Les parties les plus vierges de la forêt amazonienne, où l’humain ne met jamais le pied, sont tout de même affectées par les changements climatiques provoqués par notre civilisation, selon de nouveaux travaux de chercheurs de l’Université d’État de la Louisianne (LSU).
Une nouvelle analyse de données recueillies depuis 40 ans démontre que non seulement le nombre d’espèces d’oiseaux fragiles a diminué dans la forêt amazonienne, mais la taille de leur corps et de leurs ailes a changé, du moins chez la plupart des espèces étudiées. Ces transformations physiques chez l’oiseau correspondent à des conditions climatiques de plus en plus chaudes et sèches durant la saison sèche, soit de juin à novembre.
« Même dans le milieu de la forêt vierge amazonienne, nous voyons les effets mondiaux des changements climatiques provoqués par les gens, y compris par nous », affirme Vitek Jirinec, doctorant de la LSU et principal auteur de cette étude publiée dans Science Advances.
Les oiseaux de l’Amazonie sont devenus plus petits et leurs ailes se sont allongées sur plusieurs générations, ce qui indique une réponse aux conditions environnementales changeantes qui peuvent inclure de nouveaux défis physiologiques et nutritionnels.
Il s’agit de la première étude à mettre au jour ces changements en matière de taille et des formes des corps des oiseaux non migratoires, ce qui élimine d’autres facteurs qui auraient pu influencer ces changements physiologiques. M. Jirinec et ses collègues ont étudié des données recueillies en examinant plus de 15 000 oiseaux individuels qui ont été capturés, mesurés, pesés, marqués avec une bandelette sur une patte, puis relâchés, le tout durant plus de 40 ans de travaux sur le terrain dans la plus grande forêt tropicale du monde.
Une perte importante
Les données révèlent que presque tous les corps des oiseaux ont subi une diminution de leur masse, ou sont devenus plus légers, depuis les années 1980. En moyenne, la plupart des espèces d’oiseaux a perdu 2% de sa masse corporelle durant chaque décennie. Pour une espèce d’oiseau moyenne qui pesait environ 30 grammes dans les années 1980, sa population pèse maintenant 27,6 grammes, en moyenne. Est-ce une baisse importante?
« La taille de ces oiseaux ne change pas beaucoup. Ce sont des espèces relativement évoluées, et donc, lorsque tous les individus d’une population pèsent quelque grammes de moins, c’est important », affirme le coauteur Philip Stouffer.
Les données couvrent une grande partie de la forêt tropicale, ce qui indique que les changements dans les corps et les ailes des oiseaux ne sont pas liés à un site spécifique, et donc que le phénomène est répandu.

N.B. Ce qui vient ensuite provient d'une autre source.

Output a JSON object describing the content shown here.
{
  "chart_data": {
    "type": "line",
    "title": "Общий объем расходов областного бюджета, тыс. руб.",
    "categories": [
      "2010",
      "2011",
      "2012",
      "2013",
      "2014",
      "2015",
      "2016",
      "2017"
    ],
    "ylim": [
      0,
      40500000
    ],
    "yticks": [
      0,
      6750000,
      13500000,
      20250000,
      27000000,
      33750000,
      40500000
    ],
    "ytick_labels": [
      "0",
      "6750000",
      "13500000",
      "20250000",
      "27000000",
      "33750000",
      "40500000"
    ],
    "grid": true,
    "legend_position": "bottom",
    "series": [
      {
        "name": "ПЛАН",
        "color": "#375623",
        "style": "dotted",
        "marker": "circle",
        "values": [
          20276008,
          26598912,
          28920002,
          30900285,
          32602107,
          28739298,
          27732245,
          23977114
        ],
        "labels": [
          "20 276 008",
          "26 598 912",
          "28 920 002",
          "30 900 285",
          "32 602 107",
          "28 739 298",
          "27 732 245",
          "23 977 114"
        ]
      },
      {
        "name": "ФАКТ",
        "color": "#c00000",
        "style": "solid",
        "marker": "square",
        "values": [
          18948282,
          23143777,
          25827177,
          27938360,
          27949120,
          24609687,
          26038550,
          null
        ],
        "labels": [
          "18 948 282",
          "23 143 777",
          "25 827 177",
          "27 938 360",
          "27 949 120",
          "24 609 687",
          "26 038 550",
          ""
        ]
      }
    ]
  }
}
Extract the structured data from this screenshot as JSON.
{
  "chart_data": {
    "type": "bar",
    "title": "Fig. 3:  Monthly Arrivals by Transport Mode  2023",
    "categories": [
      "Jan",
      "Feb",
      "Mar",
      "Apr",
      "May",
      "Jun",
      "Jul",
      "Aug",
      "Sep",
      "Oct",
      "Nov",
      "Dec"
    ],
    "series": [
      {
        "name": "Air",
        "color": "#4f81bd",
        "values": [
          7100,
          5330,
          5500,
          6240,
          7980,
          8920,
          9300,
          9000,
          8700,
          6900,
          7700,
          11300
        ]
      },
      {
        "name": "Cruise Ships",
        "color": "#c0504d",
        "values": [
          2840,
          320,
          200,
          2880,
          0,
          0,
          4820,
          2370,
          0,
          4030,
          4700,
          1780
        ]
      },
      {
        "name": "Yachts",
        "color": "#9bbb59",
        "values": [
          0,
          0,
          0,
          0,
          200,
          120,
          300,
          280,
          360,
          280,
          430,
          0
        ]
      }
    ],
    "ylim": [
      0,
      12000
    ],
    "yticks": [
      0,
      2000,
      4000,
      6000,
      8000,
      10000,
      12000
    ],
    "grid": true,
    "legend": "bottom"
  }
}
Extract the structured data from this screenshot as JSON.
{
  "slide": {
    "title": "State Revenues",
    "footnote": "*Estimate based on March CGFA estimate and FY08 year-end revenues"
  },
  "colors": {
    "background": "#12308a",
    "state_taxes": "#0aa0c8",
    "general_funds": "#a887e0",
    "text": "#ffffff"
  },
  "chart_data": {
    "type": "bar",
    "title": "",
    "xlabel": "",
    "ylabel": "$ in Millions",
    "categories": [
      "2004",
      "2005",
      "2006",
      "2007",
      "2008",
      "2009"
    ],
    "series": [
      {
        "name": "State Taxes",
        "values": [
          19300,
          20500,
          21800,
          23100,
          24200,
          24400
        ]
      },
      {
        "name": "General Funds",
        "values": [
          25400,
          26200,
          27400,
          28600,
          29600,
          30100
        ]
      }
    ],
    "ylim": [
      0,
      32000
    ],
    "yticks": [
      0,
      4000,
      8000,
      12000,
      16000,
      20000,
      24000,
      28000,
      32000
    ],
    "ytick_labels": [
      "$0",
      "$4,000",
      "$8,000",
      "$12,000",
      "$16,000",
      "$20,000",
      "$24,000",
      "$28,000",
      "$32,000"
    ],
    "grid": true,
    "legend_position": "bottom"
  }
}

« Cela se produit sans aucun doute partout, et pas nécessairement seulement chez les oiseaux », poursuit M. Stouffer. « Si vous regardez par la fenêtre, et examinez ce que vous y voyez, les conditions ne sont pas identiques à celles d’il y a 40 ans, et il est fort possible que les animaux et les plantes répondent, eux aussi, à ces changements. Nous avons cette idée que les choses sont fixées dans les temps, mais si ces oiseaux ne sont pas coincés à un moment précis, cela pourrait ne pas être vrai. »
Les scientifiques se sont penchés sur 77 espèces d’oiseaux des forêts tropicales qui vivent à divers endroits, du sol frais et sombre de la forêt aux « étages » mitoyens, plus chauds et illuminés. Ils ont découvert que les oiseaux vivant dans les parties les plus élevées des sections mitoyennes, et qui sont les plus exposés aux conditions chaudes et sèches, ont subi les changements les plus dramatiques en matière de poids et de taille des ailes.
Ces oiseaux tendent aussi à voler davantage que les oiseaux vivant plus bas. L’idée est que ces oiseaux se sont adaptés à un climat plus chaud et sec en réduisant le poids sur leurs ailes, ce qui les rend plus efficaces, sur le plan énergétique, une fois en vol.
Ainsi, si un oiseau a plus de poids sur les ailes, ou encore un ratio poids/largeur des ailes plus important, il a besoin de battre des ailes plus rapidement pour demeurer en vol, ce qui nécessite plus d’énergie, et dégage plus de chaleur. Réduire la masse corporelle et accroître la longueur des ailes entraîne donc une utilisation plus efficace des ressources, tout en permettant de mieux se refroidir dans un climat qui se réchauffe.